Don't know how old you are, or your background, but a few decades ago the big push was getting more women into STEM. Those of us on the admitting side would point out that the applicant pool for engineering was perhaps 3:1 or 4:1 female.
Do you imagine that got us off the discrimination hook? No, it did not. Some would take it as evidence that we were so famously sexist that even teenagers had heard they would be given the treatment if they tried to do STEM. We ran them off before they even applied, was the theory.
Also, the stories of heroic women who succeeded despite being sabotaged and belittled by the men around them may have backfired to some extent. Most people don't want to heroically overcome being sabotaged and belittled, they'd rather go where they're welcome. Not saying the women should've denied it if that's how they really saw it, but inviting them to give a speech about it was probably more useful for women who'd already committed.
So back to today - the application ratio could itself be evidence of discrimination. But also, whining about how badly men are treated and how they'll be DEI-ed day and night will probably just make the ratio worse, especially if it's done in front of a group of boys on the edge about going to college.
Ducksalad,
I don't quite follow. You had a high ratio of female to male applicants (or did I read that backwards?). What about acceptances? Equal numbers? And why would anyone think you were running women off with that kind of applicant ratio?

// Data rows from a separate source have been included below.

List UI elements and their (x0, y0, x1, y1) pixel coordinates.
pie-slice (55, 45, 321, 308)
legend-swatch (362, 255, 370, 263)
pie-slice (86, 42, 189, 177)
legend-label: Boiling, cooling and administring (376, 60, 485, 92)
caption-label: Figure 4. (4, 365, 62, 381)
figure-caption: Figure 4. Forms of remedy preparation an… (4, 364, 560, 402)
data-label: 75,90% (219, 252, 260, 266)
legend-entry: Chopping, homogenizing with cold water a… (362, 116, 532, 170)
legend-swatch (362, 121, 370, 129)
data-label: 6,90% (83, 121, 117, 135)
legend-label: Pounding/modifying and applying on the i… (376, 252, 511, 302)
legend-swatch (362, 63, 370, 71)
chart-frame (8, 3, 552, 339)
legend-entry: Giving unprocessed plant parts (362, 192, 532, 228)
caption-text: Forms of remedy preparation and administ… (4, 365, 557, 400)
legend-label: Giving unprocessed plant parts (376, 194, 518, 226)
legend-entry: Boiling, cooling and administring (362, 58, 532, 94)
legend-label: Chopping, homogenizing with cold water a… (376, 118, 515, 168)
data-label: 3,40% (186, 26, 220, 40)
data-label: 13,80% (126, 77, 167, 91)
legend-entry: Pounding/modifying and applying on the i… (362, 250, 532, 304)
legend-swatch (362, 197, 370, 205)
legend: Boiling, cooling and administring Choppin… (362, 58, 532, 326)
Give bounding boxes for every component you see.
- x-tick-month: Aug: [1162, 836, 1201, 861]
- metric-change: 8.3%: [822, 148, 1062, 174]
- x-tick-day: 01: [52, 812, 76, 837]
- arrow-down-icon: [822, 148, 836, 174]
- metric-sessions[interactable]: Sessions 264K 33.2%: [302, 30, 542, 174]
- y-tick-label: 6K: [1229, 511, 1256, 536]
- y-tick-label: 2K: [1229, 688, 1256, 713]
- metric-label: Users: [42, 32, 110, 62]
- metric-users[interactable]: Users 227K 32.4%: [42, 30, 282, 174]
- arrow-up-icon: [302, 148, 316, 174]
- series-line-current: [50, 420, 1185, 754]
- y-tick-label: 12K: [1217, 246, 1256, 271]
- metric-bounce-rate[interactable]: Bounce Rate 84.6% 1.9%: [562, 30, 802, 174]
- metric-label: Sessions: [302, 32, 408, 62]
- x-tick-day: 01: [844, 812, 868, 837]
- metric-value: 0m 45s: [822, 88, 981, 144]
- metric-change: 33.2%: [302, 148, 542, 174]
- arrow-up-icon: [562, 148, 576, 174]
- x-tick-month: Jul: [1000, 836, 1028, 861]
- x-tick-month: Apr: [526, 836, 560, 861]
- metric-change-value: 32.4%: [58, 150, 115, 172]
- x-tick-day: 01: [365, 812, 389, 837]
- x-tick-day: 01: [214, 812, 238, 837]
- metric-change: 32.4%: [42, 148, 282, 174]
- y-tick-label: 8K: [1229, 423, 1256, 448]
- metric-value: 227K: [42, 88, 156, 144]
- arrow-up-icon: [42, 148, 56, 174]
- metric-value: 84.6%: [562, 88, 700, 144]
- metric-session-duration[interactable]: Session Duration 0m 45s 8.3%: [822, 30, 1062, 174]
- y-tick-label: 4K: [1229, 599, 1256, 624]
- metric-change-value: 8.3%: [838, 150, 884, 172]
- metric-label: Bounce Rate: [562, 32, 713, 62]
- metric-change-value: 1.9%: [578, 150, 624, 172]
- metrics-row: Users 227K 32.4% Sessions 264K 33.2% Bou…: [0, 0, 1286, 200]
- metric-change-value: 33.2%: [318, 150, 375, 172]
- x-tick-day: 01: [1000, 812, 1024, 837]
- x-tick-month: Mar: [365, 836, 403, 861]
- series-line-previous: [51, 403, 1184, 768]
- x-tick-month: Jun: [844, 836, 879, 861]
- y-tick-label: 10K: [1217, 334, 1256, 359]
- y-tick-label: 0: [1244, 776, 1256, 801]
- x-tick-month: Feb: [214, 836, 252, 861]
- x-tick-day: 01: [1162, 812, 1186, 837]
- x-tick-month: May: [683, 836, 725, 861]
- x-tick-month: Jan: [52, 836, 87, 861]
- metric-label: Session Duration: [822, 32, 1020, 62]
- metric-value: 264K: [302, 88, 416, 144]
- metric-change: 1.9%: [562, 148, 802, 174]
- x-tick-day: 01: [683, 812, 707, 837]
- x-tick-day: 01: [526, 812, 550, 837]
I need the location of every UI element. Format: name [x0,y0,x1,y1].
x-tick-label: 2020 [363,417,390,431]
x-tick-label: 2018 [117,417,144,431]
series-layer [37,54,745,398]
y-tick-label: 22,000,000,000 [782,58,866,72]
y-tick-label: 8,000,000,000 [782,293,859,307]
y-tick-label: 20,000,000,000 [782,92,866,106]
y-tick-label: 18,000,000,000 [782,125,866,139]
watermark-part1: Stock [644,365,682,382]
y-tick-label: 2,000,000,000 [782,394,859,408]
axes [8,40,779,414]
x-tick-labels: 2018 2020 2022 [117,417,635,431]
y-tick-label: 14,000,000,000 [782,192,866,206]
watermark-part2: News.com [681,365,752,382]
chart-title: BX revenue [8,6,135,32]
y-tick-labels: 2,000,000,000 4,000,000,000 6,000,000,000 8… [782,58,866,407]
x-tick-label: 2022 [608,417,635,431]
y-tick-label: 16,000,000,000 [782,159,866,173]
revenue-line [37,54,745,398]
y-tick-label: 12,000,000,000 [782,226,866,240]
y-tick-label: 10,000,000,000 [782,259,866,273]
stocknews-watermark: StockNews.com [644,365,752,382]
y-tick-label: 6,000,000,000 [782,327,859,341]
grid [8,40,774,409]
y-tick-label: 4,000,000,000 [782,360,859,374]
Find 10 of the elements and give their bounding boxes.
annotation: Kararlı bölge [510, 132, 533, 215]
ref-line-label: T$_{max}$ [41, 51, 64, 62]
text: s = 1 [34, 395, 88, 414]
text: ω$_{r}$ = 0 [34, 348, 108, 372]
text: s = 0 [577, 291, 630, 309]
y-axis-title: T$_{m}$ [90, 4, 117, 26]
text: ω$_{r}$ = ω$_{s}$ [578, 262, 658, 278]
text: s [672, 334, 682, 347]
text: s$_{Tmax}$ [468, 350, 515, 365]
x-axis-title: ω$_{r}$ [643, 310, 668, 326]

The business about heroism makes sense, as does the rest, except I don't see how a high F/M ratio of applicants can show discrimination against women then, and men now.
I think it's pretty obvious you read that backwards, though I think it more accurate to say he wrote it backwards...
Yes. I think I did.
My fault, sorry. 3 males : 1 female.
Would've taken off 5 points if a student had done it.
the application ratio could itself be evidence of discrimination
It could be, but I (unsurprisingly) find my own suggestion more convincing. Really by a long shot.
And even if someone disagrees, shouldn't they at least think about it. Is it really plausible that the 2000th female who applies is as strong an applicant as the 1000th male?